The way he cursed stuff was awesome. It was just small talk: “How are you?” “The weather’s great.” “Liquor shots taste like shit.” He would say it, I would go on eating his dessert, and that was the extent of our conversations. It always got left at shit, and that’s exactly where I wanted it.
He didn’t need to be friends beyond the picnic table, and neither did I.
Sometimes I was pathetic. Fine, all the time. But I liked to think I was pathetic in a way that was sort of inspiring, if there was any such brand of patheticism. Especially on the rare occasions I would go the park after school and sit on the swing set by myself.
It wasn’t like I went there to be meta about it. Like, Look at that sad goth chick all alone on the swings.

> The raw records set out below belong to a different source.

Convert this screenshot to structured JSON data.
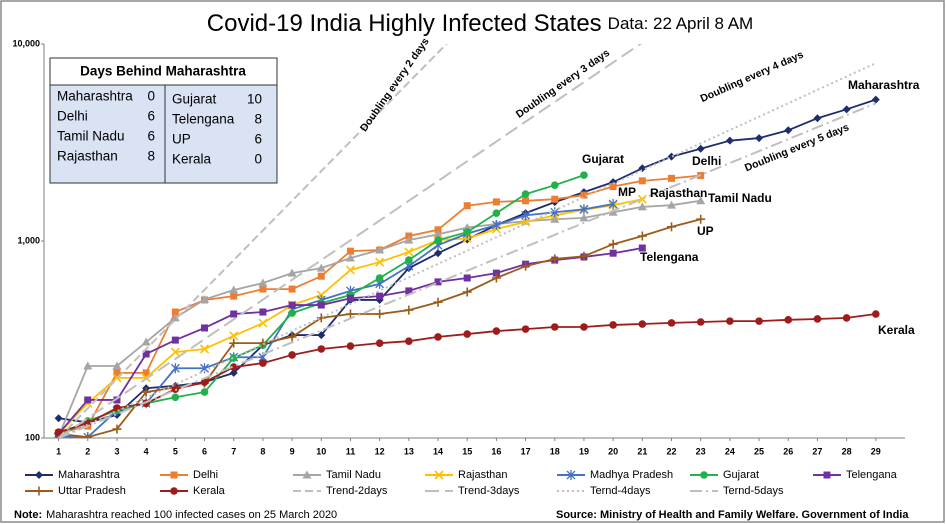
{
  "chart_data": {
    "type": "line",
    "title": "Covid-19 India Highly Infected States",
    "subtitle": "Data: 22 April 8 AM",
    "log_y": true,
    "x": [
      1,
      2,
      3,
      4,
      5,
      6,
      7,
      8,
      9,
      10,
      11,
      12,
      13,
      14,
      15,
      16,
      17,
      18,
      19,
      20,
      21,
      22,
      23,
      24,
      25,
      26,
      27,
      28,
      29
    ],
    "xlim": [
      0.5,
      30
    ],
    "xticks": [
      1,
      2,
      3,
      4,
      5,
      6,
      7,
      8,
      9,
      10,
      11,
      12,
      13,
      14,
      15,
      16,
      17,
      18,
      19,
      20,
      21,
      22,
      23,
      24,
      25,
      26,
      27,
      28,
      29
    ],
    "ylim": [
      100,
      10000
    ],
    "yticks": [
      100,
      {
        "value": 1000,
        "label": "1,000"
      },
      {
        "value": 10000,
        "label": "10,000"
      }
    ],
    "series": [
      {
        "name": "Maharashtra",
        "color": "#1f2d6b",
        "marker": "diamond",
        "values": [
          126,
          120,
          131,
          179,
          184,
          192,
          214,
          296,
          333,
          333,
          502,
          502,
          728,
          867,
          1018,
          1205,
          1385,
          1575,
          1770,
          1990,
          2340,
          2680,
          2940,
          3230,
          3330,
          3650,
          4200,
          4660,
          5220
        ]
      },
      {
        "name": "Delhi",
        "color": "#ed7d31",
        "marker": "square",
        "values": [
          106,
          115,
          214,
          214,
          436,
          502,
          525,
          570,
          570,
          663,
          888,
          900,
          1060,
          1140,
          1510,
          1580,
          1600,
          1630,
          1710,
          1890,
          2020,
          2080,
          2150,
          null,
          null,
          null,
          null,
          null,
          null
        ]
      },
      {
        "name": "Tamil Nadu",
        "color": "#a5a5a5",
        "marker": "triangle",
        "values": [
          102,
          232,
          232,
          307,
          407,
          505,
          564,
          612,
          687,
          728,
          820,
          900,
          1010,
          1080,
          1170,
          1220,
          1260,
          1290,
          1310,
          1400,
          1490,
          1520,
          1600,
          null,
          null,
          null,
          null,
          null,
          null
        ]
      },
      {
        "name": "Rajasthan",
        "color": "#ffc000",
        "marker": "x",
        "values": [
          105,
          150,
          202,
          202,
          273,
          283,
          330,
          383,
          473,
          532,
          713,
          781,
          880,
          1010,
          1030,
          1150,
          1250,
          1350,
          1440,
          1520,
          1630,
          null,
          null,
          null,
          null,
          null,
          null,
          null,
          null
        ]
      },
      {
        "name": "Madhya Pradesh",
        "label": "MP",
        "color": "#4472c4",
        "marker": "star",
        "values": [
          102,
          101,
          138,
          150,
          226,
          226,
          257,
          257,
          450,
          502,
          558,
          606,
          745,
          952,
          1090,
          1205,
          1350,
          1400,
          1450,
          1540,
          null,
          null,
          null,
          null,
          null,
          null,
          null,
          null,
          null
        ]
      },
      {
        "name": "Gujarat",
        "color": "#21b14b",
        "marker": "circle",
        "values": [
          102,
          122,
          138,
          150,
          161,
          171,
          255,
          296,
          431,
          484,
          532,
          649,
          800,
          1010,
          1110,
          1385,
          1730,
          1920,
          2160,
          null,
          null,
          null,
          null,
          null,
          null,
          null,
          null,
          null,
          null
        ]
      },
      {
        "name": "Telengana",
        "color": "#7030a0",
        "marker": "square",
        "values": [
          105,
          156,
          156,
          267,
          314,
          362,
          426,
          436,
          473,
          473,
          512,
          525,
          558,
          620,
          649,
          687,
          763,
          800,
          830,
          867,
          921,
          null,
          null,
          null,
          null,
          null,
          null,
          null,
          null
        ]
      },
      {
        "name": "Uttar Pradesh",
        "label": "UP",
        "color": "#9c5b1a",
        "marker": "plus",
        "values": [
          105,
          101,
          111,
          171,
          181,
          190,
          303,
          303,
          326,
          407,
          426,
          426,
          446,
          489,
          551,
          649,
          745,
          811,
          837,
          963,
          1060,
          1180,
          1290,
          null,
          null,
          null,
          null,
          null,
          null
        ]
      },
      {
        "name": "Kerala",
        "color": "#9e1c1c",
        "marker": "circle",
        "values": [
          107,
          119,
          142,
          150,
          177,
          192,
          229,
          240,
          264,
          283,
          293,
          303,
          310,
          326,
          337,
          349,
          357,
          366,
          366,
          375,
          379,
          384,
          388,
          392,
          392,
          398,
          402,
          407,
          426
        ]
      },
      {
        "name": "Trend-2days",
        "label": "Doubling every 2 days",
        "color": "#bfbfbf",
        "dash": "dashed",
        "x": [
          1,
          15
        ],
        "values": [
          100,
          12800
        ]
      },
      {
        "name": "Trend-3days",
        "label": "Doubling every 3 days",
        "color": "#bfbfbf",
        "dash": "long-dashed",
        "x": [
          1,
          22
        ],
        "values": [
          100,
          12800
        ]
      },
      {
        "name": "Ternd-4days",
        "label": "Doubling every 4 days",
        "color": "#bfbfbf",
        "dash": "dotted",
        "x": [
          1,
          29
        ],
        "values": [
          100,
          8000
        ]
      },
      {
        "name": "Ternd-5days",
        "label": "Doubling every 5 days",
        "color": "#bfbfbf",
        "dash": "dash-dot",
        "x": [
          1,
          29
        ],
        "values": [
          100,
          5000
        ]
      }
    ]
  },
  "days_behind": {
    "title": "Days Behind Maharashtra",
    "rows": [
      [
        "Maharashtra",
        "0"
      ],
      [
        "Delhi",
        "6"
      ],
      [
        "Tamil Nadu",
        "6"
      ],
      [
        "Rajasthan",
        "8"
      ],
      [
        "Gujarat",
        "10"
      ],
      [
        "Telengana",
        "8"
      ],
      [
        "UP",
        "6"
      ],
      [
        "Kerala",
        "0"
      ]
    ]
  },
  "note_label": "Note:",
  "note": "Maharashtra reached 100 infected cases on 25 March 2020",
  "source": "Source: Ministry of Health and Family Welfare. Government of India"
}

She’s probably listening to indie rock through those Skullcandy headphones. Even though I was a sad goth chick and, fu
ck the stereotype, listening to indie rock through those Skullcandy headphones. Basking in my own blatant misery, as cliché as it may have been, hurt and felt good at the same time. I didn’t like much, but I liked that I felt the pull of gravity even when I was floating. I liked that, even in the air, there was weight.

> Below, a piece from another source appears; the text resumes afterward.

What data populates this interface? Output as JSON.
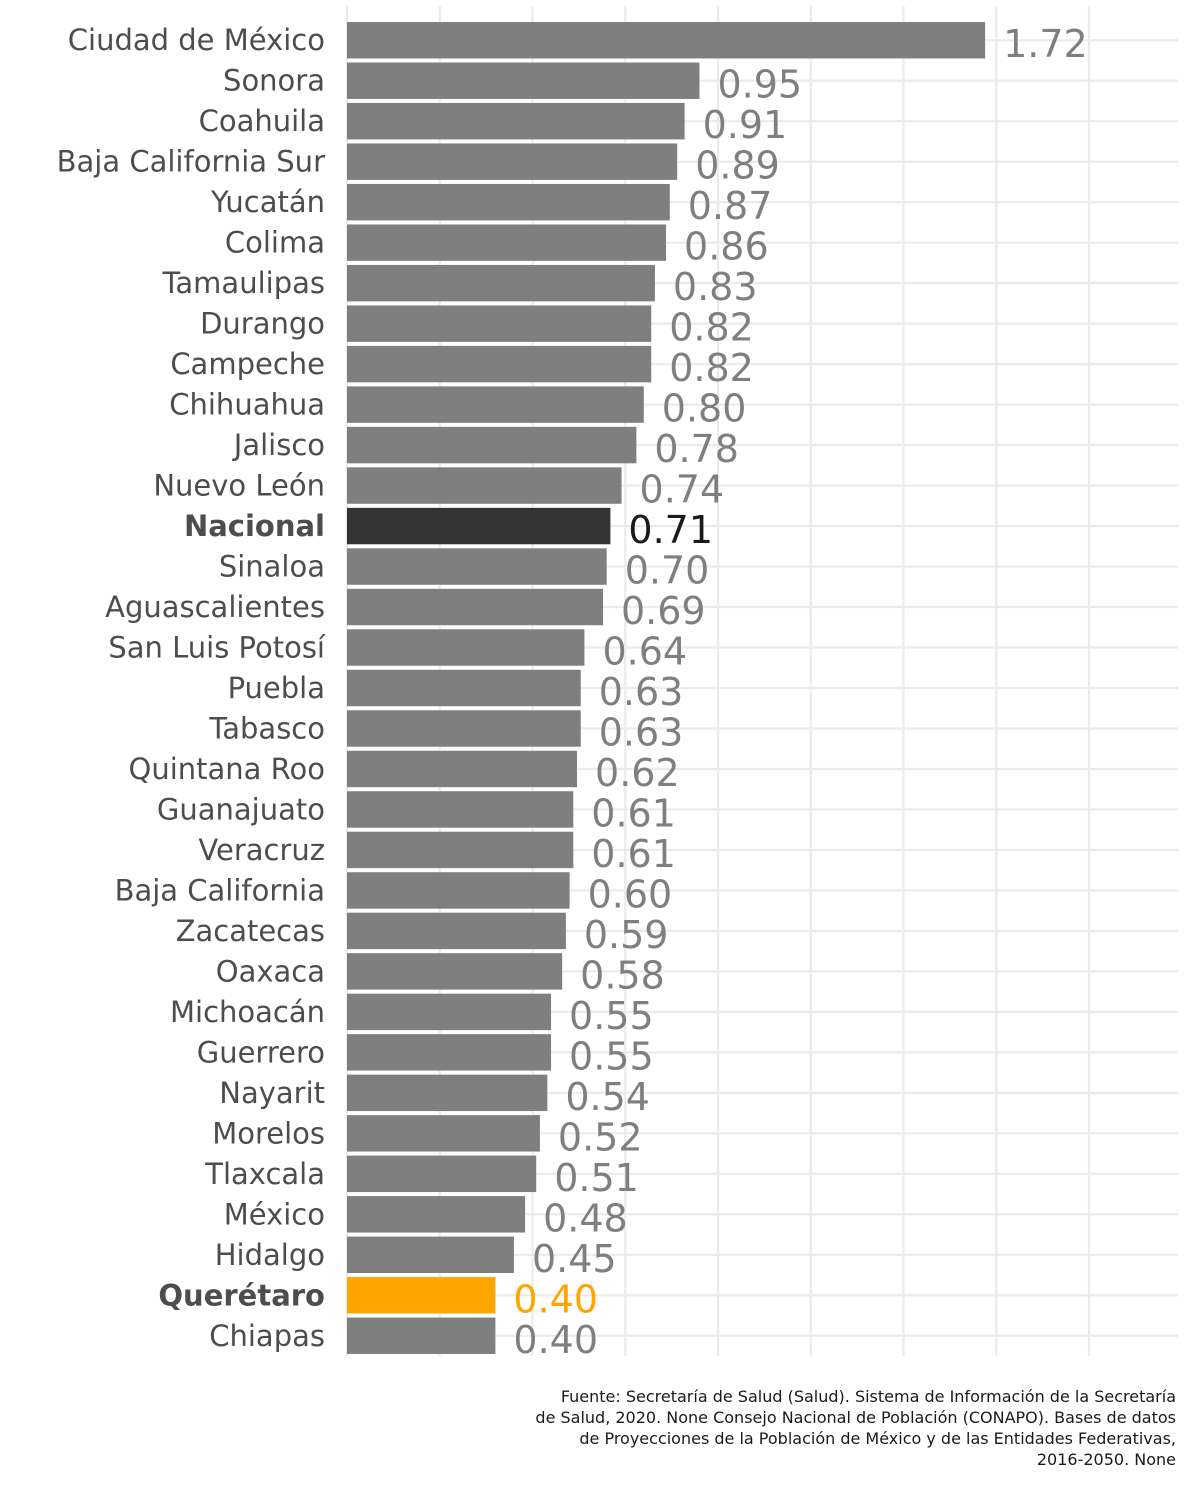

It was cold that Wednesday. The wind blew my hair into my eyes as I pumped my legs, reaching higher and higher, tilting my head back to peer at the pinkish gray of the sky. My mom hadn’t called me yet to ask when I’d be home, and I didn’t have to go in to work at Oinky’s Ice Cream. I could shut off my phone and not worry about anyone calling me, not worry about anyone looking. I could go anywhere, nowhere, or everywhere, and it wouldn’t make a difference.
And that was the good and the hurt. It felt good to be alone, and still hurt that there was an empty swing.
This number is no longer in service.
The recording sank into my eardrums, beating in slow, lulling motions. Sweat trickled down my jaw from where the phone was pressed between my cheek and the pillow. I was probably crying, but barely recognized the sensation anymore. All I recognized was the phrase no longer.
No longer in service.
No longer friends.
No longer here.
Every night I fell asleep to darkness. And the only thing that kept me going was that I didn’t always wake up to it.
Chapter Three
THURSDAY WAS MY LEAST FAVORITE DAY. Not because it followed the hype of hump day or because it was too close to Friday to not be Friday, but because it was a workday. Plus, that particular Thursday was the day my dad mounted the creepy wolf he’d stitched up at work that week. For a beast caught midsnarl, it was a surprisingly tame-looking creature. One that practically begged for a stare-off. Unfortunately, my wandering, curious, and tired eyes were no match for his marble opposition. He won in ten seconds flat. The deer from February was my favorite opponent. He was missing an eye.
“You like that one?” my dad asked. He was reading the newspaper from his corduroy La-Z-Boy recliner, his hanky clawing its way out of the pocket of his bowling shirt. “Got him hoisted up there this morning.”